El ejemplo de Jesús es único, pues solamente Él ha sido capaz de convertir el símbolo denigrante de la cruz en el escenario luminoso de una tumba definitivamente abierta.

¿Y qué de nuestro desánimo? ¿Seremos víctimas resignadas a vivir sin ilusiones, esperanzas o propósitos?

El desánimo empieza con un sentimiento de inferioridad, con un decaimiento de la fuerza de voluntad y con un espíritu silenciosamente apagado. Nos hace creer que valemos menos de lo que realmente valemos, y nos coloca como indefensos ante los retos normales de la vida. Pero tiene remedio. Y no en sedantes que recetan los siquiatras ni en largos tratamientos que proponen los consejeros.. El desánimo es probablemente uno de los pocos males que se curan desde adentro.

La fe es el elemento regenerador del ánimo personal. No hay otra fuerza como la de la fe, que “mueve montañas”, le trastorna los destinos a la historia, y cambia en gloria  de resurrección el impío suplicio del Calvario.

Antes de concluir, quiero añadir una nota personal. Yo también he sido – y soy – víctima del desánimo. A veces he creído que no vale la pena la inversión de amor y sacrificio que conlleva el trabajo. En momentos dados he mirado a la vida, en su altura, con el miedo del que vive abajo, y sin alas para trepar. He sentido en ocasiones, que persigo imposibles que en su alejamiento de mis manos, me llenan de rabiosa decepción. Pero desde el hueco oscuro de mi desánimo le reclamo a Dios una pizca de fe. La fe no tiene que ser grande. Conque sea pequeña como una semilla de mostaza, basta.

La fe que Dios me ha regalado, no la mía, la que de un corazón asustado brota endeble y difusa; pero la que Él me da, la fe limpia, fuerte, airosa, la que levanta y sostiene, ésa es la que me hala del rincón solitario y me lleva a los albores de la conquista.

¿Eres víctima del desánimo? Levanta tu vista a Dios, que de Él viene la ayuda. El desánimo no es una cobardía punible ni un acto ofensivo de desconfianza;  el desánimo es una oportunidad que la vida te da, para que le exijas a Dios la fe que te hace falta para que emprendas rutas de crecimiento, desarrollo y felicidad.

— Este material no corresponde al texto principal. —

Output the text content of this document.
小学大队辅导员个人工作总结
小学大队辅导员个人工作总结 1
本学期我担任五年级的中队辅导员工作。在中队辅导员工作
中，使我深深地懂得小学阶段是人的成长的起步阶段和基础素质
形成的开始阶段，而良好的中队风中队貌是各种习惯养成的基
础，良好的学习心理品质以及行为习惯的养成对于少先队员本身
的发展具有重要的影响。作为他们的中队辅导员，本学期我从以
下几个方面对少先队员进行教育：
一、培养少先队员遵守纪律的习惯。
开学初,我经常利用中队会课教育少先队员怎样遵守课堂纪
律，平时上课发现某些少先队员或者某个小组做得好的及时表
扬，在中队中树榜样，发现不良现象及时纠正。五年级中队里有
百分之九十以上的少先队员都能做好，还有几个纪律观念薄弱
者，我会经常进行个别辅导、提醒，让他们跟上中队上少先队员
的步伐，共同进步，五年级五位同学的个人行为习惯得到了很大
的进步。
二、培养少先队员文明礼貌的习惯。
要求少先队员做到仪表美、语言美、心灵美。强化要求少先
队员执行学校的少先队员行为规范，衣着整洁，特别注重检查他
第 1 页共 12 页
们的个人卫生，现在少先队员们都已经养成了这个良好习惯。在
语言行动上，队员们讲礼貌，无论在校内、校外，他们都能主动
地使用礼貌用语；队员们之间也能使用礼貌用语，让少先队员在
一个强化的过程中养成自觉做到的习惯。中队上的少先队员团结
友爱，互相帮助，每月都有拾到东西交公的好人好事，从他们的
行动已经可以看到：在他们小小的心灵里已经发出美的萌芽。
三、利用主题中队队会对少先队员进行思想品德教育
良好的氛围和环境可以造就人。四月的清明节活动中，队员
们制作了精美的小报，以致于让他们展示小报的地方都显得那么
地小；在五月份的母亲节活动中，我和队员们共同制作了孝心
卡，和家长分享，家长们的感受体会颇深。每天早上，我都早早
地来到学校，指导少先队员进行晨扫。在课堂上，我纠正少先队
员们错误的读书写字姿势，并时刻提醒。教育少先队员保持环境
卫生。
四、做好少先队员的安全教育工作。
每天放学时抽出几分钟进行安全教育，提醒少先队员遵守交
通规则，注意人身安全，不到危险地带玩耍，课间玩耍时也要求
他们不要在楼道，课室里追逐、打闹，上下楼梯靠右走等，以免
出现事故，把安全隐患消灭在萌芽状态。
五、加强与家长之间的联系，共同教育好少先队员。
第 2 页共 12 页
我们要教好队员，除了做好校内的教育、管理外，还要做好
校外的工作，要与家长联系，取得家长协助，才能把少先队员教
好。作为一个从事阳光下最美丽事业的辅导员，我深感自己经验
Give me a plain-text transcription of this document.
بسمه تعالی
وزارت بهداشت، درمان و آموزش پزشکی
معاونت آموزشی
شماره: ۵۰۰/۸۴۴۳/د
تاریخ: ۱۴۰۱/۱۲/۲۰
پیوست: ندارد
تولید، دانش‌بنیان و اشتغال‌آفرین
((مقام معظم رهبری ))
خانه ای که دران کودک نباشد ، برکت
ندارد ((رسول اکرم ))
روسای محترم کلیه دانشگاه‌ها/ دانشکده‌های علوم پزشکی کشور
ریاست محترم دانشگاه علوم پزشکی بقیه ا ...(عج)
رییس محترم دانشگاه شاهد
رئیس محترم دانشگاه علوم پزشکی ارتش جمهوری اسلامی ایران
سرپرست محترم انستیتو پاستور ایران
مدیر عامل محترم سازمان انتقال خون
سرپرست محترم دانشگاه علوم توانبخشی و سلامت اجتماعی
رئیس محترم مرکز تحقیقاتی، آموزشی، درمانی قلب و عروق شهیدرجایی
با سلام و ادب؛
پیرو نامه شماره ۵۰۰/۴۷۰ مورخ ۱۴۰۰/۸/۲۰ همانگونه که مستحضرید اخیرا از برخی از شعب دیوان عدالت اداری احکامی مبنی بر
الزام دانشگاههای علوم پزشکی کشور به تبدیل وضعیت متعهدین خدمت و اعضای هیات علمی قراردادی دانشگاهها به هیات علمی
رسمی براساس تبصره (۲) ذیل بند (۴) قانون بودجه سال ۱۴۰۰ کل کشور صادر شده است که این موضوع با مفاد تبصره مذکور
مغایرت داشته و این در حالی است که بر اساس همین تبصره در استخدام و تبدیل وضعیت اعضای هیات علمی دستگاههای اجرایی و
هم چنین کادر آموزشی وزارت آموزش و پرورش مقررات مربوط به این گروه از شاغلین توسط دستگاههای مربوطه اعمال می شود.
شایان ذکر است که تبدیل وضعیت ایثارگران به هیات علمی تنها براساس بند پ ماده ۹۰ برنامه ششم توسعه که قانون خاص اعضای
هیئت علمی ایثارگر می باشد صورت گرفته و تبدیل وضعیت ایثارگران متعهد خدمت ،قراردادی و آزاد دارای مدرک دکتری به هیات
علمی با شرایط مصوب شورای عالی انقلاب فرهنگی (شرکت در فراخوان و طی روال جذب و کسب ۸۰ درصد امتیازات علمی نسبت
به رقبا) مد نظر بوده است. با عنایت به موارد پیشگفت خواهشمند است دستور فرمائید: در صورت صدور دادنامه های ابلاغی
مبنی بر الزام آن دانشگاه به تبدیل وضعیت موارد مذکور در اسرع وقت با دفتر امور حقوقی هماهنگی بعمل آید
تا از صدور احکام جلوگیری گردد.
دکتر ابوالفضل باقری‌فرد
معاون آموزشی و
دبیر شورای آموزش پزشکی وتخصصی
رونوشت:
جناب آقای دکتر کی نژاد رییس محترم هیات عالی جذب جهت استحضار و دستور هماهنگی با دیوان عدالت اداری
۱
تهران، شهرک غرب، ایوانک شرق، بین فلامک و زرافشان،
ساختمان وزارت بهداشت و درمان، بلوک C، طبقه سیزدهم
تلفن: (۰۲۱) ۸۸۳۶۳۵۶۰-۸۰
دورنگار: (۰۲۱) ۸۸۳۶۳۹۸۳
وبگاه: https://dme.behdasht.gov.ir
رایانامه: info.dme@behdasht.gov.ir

Una corona de espinas no es más que una corona de rosas cuyas rosas han caído. Verdaderamente nuestro ánimo depende más de lo que somos que de lo que nos sucede. Los cubanos que se sienten desanimados por permanecer en el destierro, cuando lo que ansían es regresar a la patria no olvidada, deben meditar en que “uno no lleva la patria en la suela de sus zapatos”. Una vieja oración puede ayudarnos a superar nuestro desánimo: “podéis arrancar al hombre de su país; pero no podéis arrancar el país del corazón del hombre”.

Somos los que estamos abatidos, los necesitados y confundidos, los pobres de espíritu, los que estamos en la mejor posición para descubrir los secretos de la victoria que para nosotros tiene preparada Dios.

El desánimo es una derrota, y Cuba, y la vida, nos necesita con espíritu de vencedores.